Spark Streaming编程指南(updating)

大怀特

于 2021-10-26 18:23:14 发布

阅读量299

点赞数

分类专栏： stream 文章标签： 1024程序员节

原文链接：http://spark.apache.org/docs/2.4.8/streaming-programming-guide.html

版权

stream 专栏收录该内容

17 篇文章 0 订阅

订阅专栏

离散的流(不连续的流(DStreams))

UpdateStateByKey Operation

SparkStreaming是Spark Core API的扩展, 拥有可扩展,高吞吐,可容错的实时处理数据流.

数据能够从很多数据源抽取数据,像Kafka,Flume,Kiness,Or TCP Socket,并且可以用像map,reduce,join和windows这样的高级函数来表示复杂算法.

最后可以把数据输出到文件系统,数据库和仪表盘.实际上你可以应用Spark的机器学习和图计算在流处理上.

在内部他的工作如下,SparkStreaming 接收实时输入流并且隔开数据成批,批数据然后被Spark引擎处理,最终生成结果也是成批.

SparkStream提供就级别的抽象叫离散流或者是DStream,它代表连续的实时流处理.DStream可以从输入流数据源,kafka或Flume,Kinesis,或者应用通过其它的DStream, 实际上DStream代表一系列RDD.

快速案例

import org.apache.spark._
import org.apache.spark.streaming._
import org.apache.spark.streaming.StreamingContext._ // not necessary since Spark 1.3

// Create a local StreamingContext with two working thread and batch interval of 1 second.
// The master requires 2 cores to prevent a starvation scenario.
val conf = new SparkConf().setMaster("local[2]").setAppName("NetworkWordCount")
val ssc = new StreamingContext(conf, Seconds(1))

// Create a DStream that will connect to hostname:port, like localhost:9999
val lines = ssc.socketTextStream("localhost", 9999)

// Split each line into words
val words = lines.flatMap(_.split(" "))

import org.apache.spark.streaming.StreamingContext._ // not necessary since Spark 1.3

// Count each word in each batch
val pairs = words.map(word => (word, 1))val wordCounts = pairs.reduceByKey(_ + _)

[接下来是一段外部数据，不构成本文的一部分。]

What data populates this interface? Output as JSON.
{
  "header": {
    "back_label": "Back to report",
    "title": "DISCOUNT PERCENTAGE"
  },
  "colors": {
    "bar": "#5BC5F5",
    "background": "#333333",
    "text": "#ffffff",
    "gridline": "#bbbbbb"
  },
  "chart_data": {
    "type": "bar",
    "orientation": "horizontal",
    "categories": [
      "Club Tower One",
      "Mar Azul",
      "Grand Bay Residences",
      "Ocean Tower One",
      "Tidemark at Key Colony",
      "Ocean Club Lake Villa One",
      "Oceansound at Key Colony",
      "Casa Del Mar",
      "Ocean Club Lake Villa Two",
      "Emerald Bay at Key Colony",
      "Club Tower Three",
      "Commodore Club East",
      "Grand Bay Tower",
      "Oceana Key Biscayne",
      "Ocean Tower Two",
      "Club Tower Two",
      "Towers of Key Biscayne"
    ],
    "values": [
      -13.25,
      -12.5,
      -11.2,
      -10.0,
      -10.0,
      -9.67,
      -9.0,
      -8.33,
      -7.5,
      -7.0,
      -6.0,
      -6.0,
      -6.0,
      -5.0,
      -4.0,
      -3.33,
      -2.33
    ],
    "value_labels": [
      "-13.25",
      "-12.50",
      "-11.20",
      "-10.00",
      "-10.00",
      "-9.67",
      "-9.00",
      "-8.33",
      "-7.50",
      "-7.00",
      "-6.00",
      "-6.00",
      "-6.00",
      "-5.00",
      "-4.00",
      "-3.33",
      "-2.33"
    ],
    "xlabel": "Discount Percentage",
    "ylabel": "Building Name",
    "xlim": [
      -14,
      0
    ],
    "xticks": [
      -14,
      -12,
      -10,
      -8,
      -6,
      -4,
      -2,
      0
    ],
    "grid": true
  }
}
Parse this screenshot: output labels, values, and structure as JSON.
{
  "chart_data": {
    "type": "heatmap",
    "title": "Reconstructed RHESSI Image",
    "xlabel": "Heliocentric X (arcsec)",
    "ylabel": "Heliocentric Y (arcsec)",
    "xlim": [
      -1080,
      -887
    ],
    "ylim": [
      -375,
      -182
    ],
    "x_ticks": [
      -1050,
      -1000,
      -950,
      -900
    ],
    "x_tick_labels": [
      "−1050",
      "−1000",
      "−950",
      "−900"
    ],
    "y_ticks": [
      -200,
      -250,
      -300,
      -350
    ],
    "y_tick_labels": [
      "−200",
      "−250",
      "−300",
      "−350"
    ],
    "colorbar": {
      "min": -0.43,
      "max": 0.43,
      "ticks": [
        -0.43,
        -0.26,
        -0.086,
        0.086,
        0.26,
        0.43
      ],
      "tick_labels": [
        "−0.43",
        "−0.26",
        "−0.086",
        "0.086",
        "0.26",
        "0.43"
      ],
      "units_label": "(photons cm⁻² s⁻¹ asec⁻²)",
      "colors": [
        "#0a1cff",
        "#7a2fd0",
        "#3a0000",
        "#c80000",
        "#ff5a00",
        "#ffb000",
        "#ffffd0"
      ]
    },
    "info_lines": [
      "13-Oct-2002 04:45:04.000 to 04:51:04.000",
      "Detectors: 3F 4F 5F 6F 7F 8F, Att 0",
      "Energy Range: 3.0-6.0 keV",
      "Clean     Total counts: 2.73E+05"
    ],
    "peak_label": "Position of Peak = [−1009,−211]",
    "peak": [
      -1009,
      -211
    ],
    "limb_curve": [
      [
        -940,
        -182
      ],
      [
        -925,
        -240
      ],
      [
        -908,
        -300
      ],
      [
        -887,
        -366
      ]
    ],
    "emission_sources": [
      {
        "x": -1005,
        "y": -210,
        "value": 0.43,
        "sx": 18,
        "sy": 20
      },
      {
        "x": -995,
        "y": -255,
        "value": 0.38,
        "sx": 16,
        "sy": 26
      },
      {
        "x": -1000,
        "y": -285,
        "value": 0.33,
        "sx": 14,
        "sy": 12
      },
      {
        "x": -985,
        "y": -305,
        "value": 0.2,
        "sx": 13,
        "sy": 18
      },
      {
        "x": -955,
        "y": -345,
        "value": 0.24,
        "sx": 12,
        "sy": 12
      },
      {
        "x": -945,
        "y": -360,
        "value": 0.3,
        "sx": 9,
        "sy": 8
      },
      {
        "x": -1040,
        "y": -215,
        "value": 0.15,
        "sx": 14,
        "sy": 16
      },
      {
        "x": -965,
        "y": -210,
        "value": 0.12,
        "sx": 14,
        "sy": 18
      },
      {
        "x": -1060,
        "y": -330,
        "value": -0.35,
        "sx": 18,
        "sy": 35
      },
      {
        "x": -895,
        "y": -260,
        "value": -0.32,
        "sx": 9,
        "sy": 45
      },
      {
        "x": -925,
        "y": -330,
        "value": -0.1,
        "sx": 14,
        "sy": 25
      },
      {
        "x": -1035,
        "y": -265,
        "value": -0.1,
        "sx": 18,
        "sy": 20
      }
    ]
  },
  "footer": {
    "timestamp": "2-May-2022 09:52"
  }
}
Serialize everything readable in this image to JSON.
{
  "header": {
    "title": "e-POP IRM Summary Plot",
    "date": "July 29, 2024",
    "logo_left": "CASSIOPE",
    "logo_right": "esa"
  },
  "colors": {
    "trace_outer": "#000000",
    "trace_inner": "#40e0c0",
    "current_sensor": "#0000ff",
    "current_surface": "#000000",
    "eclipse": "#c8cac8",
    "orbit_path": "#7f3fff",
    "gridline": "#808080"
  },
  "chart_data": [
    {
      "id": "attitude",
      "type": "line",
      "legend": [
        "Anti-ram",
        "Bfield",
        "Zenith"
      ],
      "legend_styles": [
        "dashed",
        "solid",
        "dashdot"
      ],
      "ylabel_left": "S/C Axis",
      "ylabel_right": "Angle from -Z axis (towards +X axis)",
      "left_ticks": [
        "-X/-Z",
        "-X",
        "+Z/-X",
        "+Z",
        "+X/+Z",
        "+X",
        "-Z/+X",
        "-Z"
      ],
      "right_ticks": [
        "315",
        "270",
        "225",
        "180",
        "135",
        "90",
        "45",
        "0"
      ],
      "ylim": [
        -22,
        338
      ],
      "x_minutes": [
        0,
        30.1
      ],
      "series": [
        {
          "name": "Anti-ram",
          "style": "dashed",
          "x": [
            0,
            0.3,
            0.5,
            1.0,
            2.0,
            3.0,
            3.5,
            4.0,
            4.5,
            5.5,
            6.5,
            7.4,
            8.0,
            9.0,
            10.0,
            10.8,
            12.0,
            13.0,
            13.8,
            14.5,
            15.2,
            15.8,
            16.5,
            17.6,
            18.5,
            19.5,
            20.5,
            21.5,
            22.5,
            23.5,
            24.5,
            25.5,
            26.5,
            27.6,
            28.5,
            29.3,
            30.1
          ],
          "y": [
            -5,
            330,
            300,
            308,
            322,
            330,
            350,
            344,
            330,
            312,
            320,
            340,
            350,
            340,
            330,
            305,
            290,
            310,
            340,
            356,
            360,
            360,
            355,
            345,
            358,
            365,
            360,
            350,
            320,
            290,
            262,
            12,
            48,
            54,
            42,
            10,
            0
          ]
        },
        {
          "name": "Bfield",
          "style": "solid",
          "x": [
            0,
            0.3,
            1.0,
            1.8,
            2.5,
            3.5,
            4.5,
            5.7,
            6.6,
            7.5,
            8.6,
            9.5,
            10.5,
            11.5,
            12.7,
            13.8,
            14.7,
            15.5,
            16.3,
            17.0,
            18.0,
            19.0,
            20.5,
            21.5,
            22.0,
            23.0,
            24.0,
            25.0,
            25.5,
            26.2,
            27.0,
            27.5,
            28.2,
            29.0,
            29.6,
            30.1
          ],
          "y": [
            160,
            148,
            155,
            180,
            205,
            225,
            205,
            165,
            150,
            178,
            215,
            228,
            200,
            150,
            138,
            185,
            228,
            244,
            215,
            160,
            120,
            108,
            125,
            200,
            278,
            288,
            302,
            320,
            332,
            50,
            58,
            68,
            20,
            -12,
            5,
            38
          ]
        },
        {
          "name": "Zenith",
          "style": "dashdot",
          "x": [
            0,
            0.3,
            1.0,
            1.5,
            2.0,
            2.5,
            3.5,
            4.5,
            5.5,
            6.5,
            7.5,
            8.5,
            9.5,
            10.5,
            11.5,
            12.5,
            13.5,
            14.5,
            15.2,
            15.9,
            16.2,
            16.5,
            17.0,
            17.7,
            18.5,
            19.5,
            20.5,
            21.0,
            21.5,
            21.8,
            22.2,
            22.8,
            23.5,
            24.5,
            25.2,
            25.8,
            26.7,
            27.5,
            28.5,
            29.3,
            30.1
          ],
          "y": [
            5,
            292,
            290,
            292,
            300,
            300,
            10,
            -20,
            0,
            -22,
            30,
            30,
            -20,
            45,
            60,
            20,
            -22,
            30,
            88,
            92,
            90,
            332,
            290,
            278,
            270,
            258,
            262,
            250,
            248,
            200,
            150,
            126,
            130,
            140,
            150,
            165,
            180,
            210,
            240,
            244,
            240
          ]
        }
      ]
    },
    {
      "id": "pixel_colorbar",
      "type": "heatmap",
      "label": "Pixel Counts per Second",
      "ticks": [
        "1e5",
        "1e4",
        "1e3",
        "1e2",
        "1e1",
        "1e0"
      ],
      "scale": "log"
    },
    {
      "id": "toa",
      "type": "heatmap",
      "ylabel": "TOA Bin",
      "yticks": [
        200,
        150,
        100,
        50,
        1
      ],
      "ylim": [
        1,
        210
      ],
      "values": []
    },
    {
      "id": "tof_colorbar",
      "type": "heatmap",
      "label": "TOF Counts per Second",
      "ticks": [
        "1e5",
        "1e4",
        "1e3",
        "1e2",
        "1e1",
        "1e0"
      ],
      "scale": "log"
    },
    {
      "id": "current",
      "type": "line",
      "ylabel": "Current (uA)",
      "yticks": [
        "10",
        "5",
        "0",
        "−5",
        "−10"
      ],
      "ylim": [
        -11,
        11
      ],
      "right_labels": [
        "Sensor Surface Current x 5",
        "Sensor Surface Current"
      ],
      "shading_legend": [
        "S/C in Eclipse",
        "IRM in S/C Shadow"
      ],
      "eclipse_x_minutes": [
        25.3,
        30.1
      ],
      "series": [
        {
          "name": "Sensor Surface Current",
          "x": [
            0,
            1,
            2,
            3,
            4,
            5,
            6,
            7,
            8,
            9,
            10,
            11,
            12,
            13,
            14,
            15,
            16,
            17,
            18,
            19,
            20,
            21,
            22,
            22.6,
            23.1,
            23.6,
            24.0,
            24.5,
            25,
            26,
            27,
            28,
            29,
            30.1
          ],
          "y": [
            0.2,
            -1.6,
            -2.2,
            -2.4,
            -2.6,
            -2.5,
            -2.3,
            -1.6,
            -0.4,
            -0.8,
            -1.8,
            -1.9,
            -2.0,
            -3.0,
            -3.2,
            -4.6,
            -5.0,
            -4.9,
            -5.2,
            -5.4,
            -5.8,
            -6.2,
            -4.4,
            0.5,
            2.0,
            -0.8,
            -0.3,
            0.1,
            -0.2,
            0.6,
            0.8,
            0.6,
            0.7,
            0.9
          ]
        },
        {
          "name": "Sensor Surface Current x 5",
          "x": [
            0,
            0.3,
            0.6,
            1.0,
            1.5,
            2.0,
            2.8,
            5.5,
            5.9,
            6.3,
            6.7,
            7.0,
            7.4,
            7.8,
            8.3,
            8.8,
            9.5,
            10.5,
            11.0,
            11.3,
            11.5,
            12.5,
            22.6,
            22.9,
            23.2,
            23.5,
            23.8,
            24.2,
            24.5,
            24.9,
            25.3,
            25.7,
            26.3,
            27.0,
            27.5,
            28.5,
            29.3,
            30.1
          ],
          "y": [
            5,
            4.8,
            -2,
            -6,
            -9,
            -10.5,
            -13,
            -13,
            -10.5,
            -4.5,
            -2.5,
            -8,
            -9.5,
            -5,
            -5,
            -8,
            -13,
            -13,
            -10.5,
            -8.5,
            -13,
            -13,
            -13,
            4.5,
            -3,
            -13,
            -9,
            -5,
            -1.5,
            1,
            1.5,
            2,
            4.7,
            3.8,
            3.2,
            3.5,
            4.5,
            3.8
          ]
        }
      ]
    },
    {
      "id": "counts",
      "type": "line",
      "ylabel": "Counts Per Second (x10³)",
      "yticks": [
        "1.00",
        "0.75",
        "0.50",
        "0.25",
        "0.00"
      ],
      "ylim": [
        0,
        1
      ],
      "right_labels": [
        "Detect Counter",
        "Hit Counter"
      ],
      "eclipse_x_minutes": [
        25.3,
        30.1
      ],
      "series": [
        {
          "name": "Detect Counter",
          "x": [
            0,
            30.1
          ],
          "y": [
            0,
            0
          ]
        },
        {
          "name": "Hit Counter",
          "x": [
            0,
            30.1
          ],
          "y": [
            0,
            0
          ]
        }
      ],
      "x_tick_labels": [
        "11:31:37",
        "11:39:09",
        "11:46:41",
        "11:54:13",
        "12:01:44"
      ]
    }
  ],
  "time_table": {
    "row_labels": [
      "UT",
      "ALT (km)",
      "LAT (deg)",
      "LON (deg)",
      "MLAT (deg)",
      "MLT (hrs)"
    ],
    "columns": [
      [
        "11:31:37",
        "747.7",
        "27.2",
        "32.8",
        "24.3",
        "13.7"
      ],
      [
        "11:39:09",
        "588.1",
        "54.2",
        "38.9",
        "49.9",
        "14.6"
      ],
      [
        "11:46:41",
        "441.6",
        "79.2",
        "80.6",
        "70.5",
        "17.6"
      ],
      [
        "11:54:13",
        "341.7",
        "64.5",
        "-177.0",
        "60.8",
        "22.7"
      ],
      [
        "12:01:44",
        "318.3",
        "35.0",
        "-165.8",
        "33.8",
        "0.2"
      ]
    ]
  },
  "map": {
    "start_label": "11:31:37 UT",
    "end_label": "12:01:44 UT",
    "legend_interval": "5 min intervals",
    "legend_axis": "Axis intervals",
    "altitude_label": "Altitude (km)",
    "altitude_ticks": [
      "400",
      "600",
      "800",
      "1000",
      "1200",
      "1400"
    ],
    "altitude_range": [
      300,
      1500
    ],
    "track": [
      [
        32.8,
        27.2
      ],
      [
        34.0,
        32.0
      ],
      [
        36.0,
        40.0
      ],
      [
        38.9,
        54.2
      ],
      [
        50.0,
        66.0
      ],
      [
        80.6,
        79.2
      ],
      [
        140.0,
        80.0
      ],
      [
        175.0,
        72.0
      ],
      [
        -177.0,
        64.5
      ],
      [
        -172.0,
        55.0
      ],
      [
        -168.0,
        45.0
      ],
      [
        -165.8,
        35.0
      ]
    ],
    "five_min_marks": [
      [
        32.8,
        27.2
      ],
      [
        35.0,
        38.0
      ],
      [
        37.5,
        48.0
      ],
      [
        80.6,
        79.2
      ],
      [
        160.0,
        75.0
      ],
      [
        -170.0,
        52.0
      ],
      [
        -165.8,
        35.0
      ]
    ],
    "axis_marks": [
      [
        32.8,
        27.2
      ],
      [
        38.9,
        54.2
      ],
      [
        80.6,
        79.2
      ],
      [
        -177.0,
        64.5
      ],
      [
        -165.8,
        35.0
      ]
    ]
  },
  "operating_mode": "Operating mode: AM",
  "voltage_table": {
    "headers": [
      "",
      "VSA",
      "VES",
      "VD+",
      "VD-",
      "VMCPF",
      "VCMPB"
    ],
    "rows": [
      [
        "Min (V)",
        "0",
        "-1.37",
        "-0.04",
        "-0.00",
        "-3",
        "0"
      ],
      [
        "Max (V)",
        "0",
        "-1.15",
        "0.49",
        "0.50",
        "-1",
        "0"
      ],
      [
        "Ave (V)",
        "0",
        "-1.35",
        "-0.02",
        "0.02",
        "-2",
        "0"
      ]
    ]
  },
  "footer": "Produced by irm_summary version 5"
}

// Print the first ten elements of each RDD generated in this DStream to the console
wordCounts.print()

ssc.start()             // Start the computation
ssc.awaitTermination()  // Wait for the computation to terminate

基本概念

添加依赖

<dependency>
    <groupId>org.apache.spark</groupId>
    <artifactId>spark-streaming_2.12</artifactId>
    <version>2.4.8</version>
    <scope>provided</scope>
</dependency>

从像kafka,flume或是kinesis中摄取数据现在已经不属于spark streaming 核心API中了,需要增加相应的(spark-streaming-xyz_2.12)依赖,常用的依赖如下

Source	Artifact
Kafka	spark-streaming-kafka-0-10_2.12
Flume	spark-streaming-flume_2.12
Kinesis	spark-streaming-kinesis-asl_2.12 [Amazon Software License]

初始化StreamingContext

为初始化Spark Stream程序,StreamingContext对象的创建作为Spark Stream功能的主要入口.

import org.apache.spark._
import org.apache.spark.streaming._

val conf = new SparkConf().setAppName(appName).setMaster(master)
val ssc = new StreamingContext(conf, Seconds(1))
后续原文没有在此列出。